Luceri Salvatore, Baksoellah Zainab, Ilyas Abbas, Baydoun Lamis, Melles Gerrit R J
*Netherlands Institute for Innovative Ocular Surgery, Rotterdam, the Netherlands; and†Melles Cornea Clinic Rotterdam, Rotterdam, the Netherlands.
Cornea. 2016 Dec;35(12):1658-1661. doi: 10.1097/ICO.0000000000000971.
To describe a case that developed "interface fluid syndrome" after previous laser in situ keratomileusis (LASIK) because of Fuchs endothelial dystrophy (FED), which was reversed by Descemet membrane endothelial keratoplasty (DMEK).
A 58-year-old male patient presented with bilateral visual impairment owing to FED and visually significant cataract. Cataract surgery was carried out in both eyes followed by DMEK in his left eye.

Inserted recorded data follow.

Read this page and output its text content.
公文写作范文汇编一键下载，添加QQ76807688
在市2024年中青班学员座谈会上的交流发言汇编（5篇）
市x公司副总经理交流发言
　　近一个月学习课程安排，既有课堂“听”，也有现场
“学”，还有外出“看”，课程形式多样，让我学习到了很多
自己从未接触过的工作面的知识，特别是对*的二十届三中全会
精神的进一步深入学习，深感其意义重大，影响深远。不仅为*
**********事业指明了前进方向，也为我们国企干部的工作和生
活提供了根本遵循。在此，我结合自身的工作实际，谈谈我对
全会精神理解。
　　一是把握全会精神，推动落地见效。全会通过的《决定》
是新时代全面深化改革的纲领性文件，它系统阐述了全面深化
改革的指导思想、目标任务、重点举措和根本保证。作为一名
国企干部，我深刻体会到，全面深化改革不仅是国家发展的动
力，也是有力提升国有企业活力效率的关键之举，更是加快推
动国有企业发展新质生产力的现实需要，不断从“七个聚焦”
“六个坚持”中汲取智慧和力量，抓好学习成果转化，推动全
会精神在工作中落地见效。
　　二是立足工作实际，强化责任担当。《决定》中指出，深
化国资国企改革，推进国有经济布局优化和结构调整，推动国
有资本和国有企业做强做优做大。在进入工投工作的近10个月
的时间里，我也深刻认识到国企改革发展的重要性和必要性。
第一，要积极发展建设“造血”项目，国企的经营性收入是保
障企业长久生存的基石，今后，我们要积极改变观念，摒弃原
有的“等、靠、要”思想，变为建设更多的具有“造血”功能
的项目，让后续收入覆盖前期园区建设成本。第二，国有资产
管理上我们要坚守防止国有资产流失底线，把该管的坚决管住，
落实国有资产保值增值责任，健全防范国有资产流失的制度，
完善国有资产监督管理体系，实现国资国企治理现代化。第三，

After cataract surgery, visual acuity did not improve sufficiently because corneal thickness increased and a fine cleft with interface fluid developed between the LASIK-flap and the residual stromal bed. After uneventful DMEK in his left eye, the fluid resolved within a week and visual acuity improved rapidly.
This case demonstrates that "interface fluid syndrome" after LASIK caused by concomitant endothelial dysfunction may be reversed by DMEK allowing fast visual recovery.
描述一例因富克斯内皮营养不良(FED)在先前准分子原位角膜磨镶术(LASIK)后发生“界面液综合征”的病例,该综合征通过Descemet膜内皮角膜移植术(DMEK)得以逆转。
一名58岁男性患者因FED和具有明显视觉影响的白内障导致双眼视力受损。双眼均进行了白内障手术,随后左眼进行了DMEK。
白内障手术后,视力改善不充分,因为角膜厚度增加,且在LASIK瓣和残余基质床之间出现了伴有界面液的细微裂隙。左眼DMEK术后恢复顺利,一周内液体消退,视力迅速提高。
该病例表明,由合并的内皮功能障碍引起的LASIK术后“界面液综合征”可通过DMEK逆转,实现快速视力恢复。